As far as what you do at Tenebrae, that’s pretty straightforward. It’s not a mass—you’re sitting most of the time, in my case in a hard wooden chair brought into the vestibule for overflow behind the screen. We opened with a hymn, “Ah, Holy Jesus,” which is nothing if not lovely and melancholy. For me, kind Jesus, was thine Incarnation / Thy mortal sorrow, and thy life’s oblation / Thy death of anguish and thy bitter Passion, for my salvation. Most of the service then was Psalm singing, antiphonally, about the sufferings of Christ. Spent and utterly crushed, I cry aloud in anguish of heart . . . My wanton enemies are numberless, and my lying foes are many ... That sort of thing. Again, really quite beautiful. The Domincans interspersed this with readings from Scripture and from St. Augustine, and with short motets from a small choir. The reading was sound in diction; the choir was mostly solid and tuned, if a little wobbly on the polyphonic passages. After each segment of the service passed—a psalm, a reading, a song—one of the brothers would extinguish one of the fifteen candles lit at the front of the chapel, starting with the outside and working in, back and forth, like a scythe, until only the single, central candle remained.

My mind wandered during most of this. What a pretty chapel this was—-shape the words as I sing them—-would I want to be a Dominican? probably not-—maybe some other kind of priest?—-bow during the Glory Be—-wow, she’s beautiful—-don’t I recognize that brother? I do! It’s George!—-wow, yep, really beautiful—-I’ll have to try to catch him afterward—-think about the words, think about the words . . .

At the end of the service, the lights went out. Night had stolen upon us, and only the one candle remained, the Christ candle. Then brothers escorted it out, too, through a side door, which they left open. From beyond the door, a light glowed into the darkened chapel, and the brothers started singing, Christus factus est pro nobis obediens usque ad mortem—Christ became for us obedient even unto death—and when the music ended a friar who had remained in the chapel exhorted us to pray. I don’t remember the words, but I got the gist: Lord, forgive us for crucifying your Son. The prayer ended. There were no lights. Silence.

Then a terrible, horrifying crash! Something was happening! No one could see, and noise—a screeching, piercing racket—sheer noise filled the chapel. Someone, some group of someones, was battering sheets of metal or pipes or lighting firecrackers with reckless ferocity, and it was dark and no one could see what was going on.

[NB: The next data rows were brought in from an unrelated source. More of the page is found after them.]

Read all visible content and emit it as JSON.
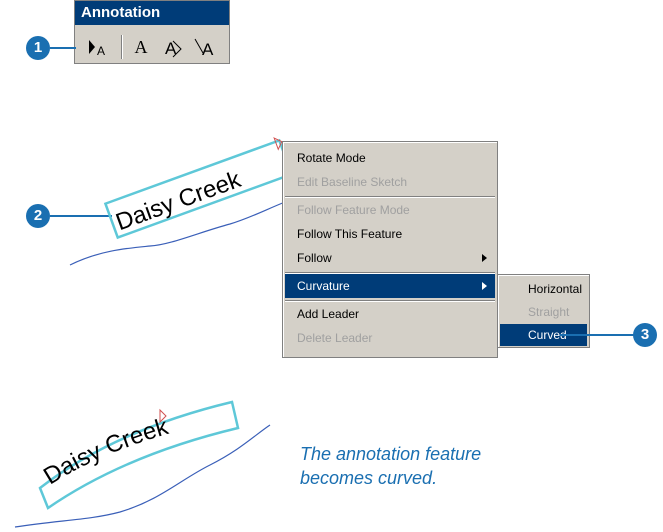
{
  "toolbar": {
    "title": "Annotation",
    "tools": [
      {
        "name": "select-annotation-tool",
        "glyph": "▶A"
      },
      {
        "name": "horizontal-text-tool",
        "glyph": "A"
      },
      {
        "name": "straight-text-tool",
        "glyph": "A"
      },
      {
        "name": "curved-text-tool",
        "glyph": "A"
      }
    ]
  },
  "callouts": [
    "1",
    "2",
    "3"
  ],
  "annotation_text": "Daisy Creek",
  "context_menu": {
    "items": [
      {
        "label": "Rotate Mode",
        "state": "enabled"
      },
      {
        "label": "Edit Baseline Sketch",
        "state": "disabled"
      },
      {
        "label": "Follow Feature Mode",
        "state": "disabled"
      },
      {
        "label": "Follow This Feature",
        "state": "enabled"
      },
      {
        "label": "Follow",
        "state": "enabled"
      },
      {
        "label": "Curvature",
        "state": "selected"
      },
      {
        "label": "Add Leader",
        "state": "enabled"
      },
      {
        "label": "Delete Leader",
        "state": "disabled"
      }
    ]
  },
  "submenu": {
    "items": [
      {
        "label": "Horizontal",
        "state": "enabled"
      },
      {
        "label": "Straight",
        "state": "disabled"
      },
      {
        "label": "Curved",
        "state": "selected"
      }
    ]
  },
  "caption": {
    "line1": "The annotation feature",
    "line2": "becomes curved."
  },
  "colors": {
    "callout": "#1a6fb1",
    "menu_highlight": "#003c78",
    "annotation_box": "#5ec8d8",
    "river": "#3a5fb8"
  }
}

It stopped after a minute. Even before then, my mind caught up to what was happening: the brothers were banging on pots and pans and who knows what else from outside the chapel door, hacking away at these objects to create pandemonium over the congregation. That sounds innocuous enough, but the brutality of the shift—-from tender harmony in soft light to dark cacophony—-was jarring. Shaking, even. Behind me, I heard one of my friends sniffle. Fear, even just a quick moment of fear, does that to a person; it leaves you trembling even after it has passed.

Amid the scraps of twittering nerves, we understood the point. Extinguishing candles slowly to plainsong looks beautiful, but it commemorates something appalling. We left him alone in the outer dark, where it was cold, and where the only thing around was the hungry beast Chaos, fighting for a place at the foundation of the universe. Not some beautiful agony set to an orchestral soundtrack, but sheer chaos, sharp things gleefully cutting around him, into him; cold, ugly, violent fear—-that was what love took on for us. It went into shadows, which, incidentally, is what “tenebrae” means.

We processed out of the chapel, into the echoing foyer. Somberness lifted and chatter sprung up. We went for drinks across the road. After an hour passed, I couldn’t feel the fear any more. I could remember feeling that way, but the sensation was gone.